DOACs vs Vitamin K Antagonists During Cardiac Rhythm Device Surgery: A Multicenter Propensity-Matched Study.

There is a paucity of data comparing vitamin K antagonists (VKAs) to direct oral anticoagulants (DOACs) at the time of cardiac implantable electronic device (CIED) surgery. Furthermore, the best management of DOACs (interruption vs continuation) is yet to be determined. This study aimed to compare the incidence of device-related bleeds and thrombotic events based on anticoagulant type (DOAC vs VKA) and regimen (interrupted vs uninterrupted). This was an observational multicenter study. We included patients on chronic oral anticoagulation undergoing CIED surgery. Patients were matched using propensity scoring. We included 1,975 patients (age 73.8 ± 12.4 years). Among 1,326 patients on DOAC, this was interrupted presurgery in 78.2% (n = 1,039) and continued in 21.8% (n = 287). There were 649 patients on continued VKA. The matched population included 861 patients. The rate of any major bleeding was higher with continued DOAC (5.2%) compared to interrupted DOAC (1.7%) and continued VKA (2.1%) (P = 0.03). The rate of perioperative thromboembolism was 1.4% with interrupted DOAC, whereas no thromboembolic events occurred with DOAC or VKA continuation (P = 0.04).

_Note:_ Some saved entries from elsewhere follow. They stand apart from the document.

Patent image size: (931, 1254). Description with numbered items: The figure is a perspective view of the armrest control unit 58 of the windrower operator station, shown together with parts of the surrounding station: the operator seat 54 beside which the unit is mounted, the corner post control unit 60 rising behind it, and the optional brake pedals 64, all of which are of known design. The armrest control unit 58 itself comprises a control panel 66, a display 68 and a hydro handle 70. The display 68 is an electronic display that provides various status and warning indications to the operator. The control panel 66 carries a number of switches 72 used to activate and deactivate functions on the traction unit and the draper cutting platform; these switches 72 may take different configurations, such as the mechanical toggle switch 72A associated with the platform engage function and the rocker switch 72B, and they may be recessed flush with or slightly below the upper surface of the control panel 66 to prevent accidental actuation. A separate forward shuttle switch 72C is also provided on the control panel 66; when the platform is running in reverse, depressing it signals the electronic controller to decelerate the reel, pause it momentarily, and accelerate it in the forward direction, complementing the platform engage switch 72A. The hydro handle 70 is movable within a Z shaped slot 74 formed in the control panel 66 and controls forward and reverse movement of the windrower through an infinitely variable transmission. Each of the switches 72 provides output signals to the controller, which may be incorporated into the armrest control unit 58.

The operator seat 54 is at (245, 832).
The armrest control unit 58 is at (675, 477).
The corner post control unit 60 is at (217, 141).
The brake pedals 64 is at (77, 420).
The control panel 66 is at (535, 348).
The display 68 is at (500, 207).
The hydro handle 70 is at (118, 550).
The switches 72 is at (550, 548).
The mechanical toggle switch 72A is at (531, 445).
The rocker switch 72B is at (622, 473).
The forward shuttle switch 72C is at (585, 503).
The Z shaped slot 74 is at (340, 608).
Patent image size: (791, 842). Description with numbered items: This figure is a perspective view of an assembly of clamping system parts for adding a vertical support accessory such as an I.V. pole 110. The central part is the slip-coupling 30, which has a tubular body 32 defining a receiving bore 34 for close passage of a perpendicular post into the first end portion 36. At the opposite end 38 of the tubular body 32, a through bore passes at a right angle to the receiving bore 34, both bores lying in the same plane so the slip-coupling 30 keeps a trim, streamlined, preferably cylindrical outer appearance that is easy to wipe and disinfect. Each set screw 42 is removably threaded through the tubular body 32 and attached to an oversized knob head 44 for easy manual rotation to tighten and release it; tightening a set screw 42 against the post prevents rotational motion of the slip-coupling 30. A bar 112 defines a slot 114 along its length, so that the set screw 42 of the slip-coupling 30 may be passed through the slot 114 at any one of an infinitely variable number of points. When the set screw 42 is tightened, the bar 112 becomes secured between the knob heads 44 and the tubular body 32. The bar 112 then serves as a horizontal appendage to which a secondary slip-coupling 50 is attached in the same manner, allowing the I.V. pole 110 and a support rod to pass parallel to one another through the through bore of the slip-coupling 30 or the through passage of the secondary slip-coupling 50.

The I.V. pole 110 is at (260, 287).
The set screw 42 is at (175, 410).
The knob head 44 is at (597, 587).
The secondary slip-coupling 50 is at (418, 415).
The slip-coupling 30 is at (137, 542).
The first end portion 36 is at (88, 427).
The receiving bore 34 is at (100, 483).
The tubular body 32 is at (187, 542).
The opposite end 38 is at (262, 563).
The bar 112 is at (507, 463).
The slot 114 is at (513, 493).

The use of dual antiplatelet therapy, DOAC continuation, and male sex were independent predictors of major bleeding on a multivariable analysis. In this large real-world cohort, a continued DOAC strategy was associated with a higher bleeding risk compared to DOAC interruption or VKA continuation in patients undergoing CIED surgery. However, DOAC interruption was associated with increased thromboembolic risk. Concomitant dual antiplatelet therapy should be avoided whenever clinically possible. A bespoke approach is necessary, with a strategy of minimal DOAC interruption likely to represent the best compromise.

Copyright © 2023 American College of Cardiology Foundation. Published by Elsevier Inc. All rights reserved.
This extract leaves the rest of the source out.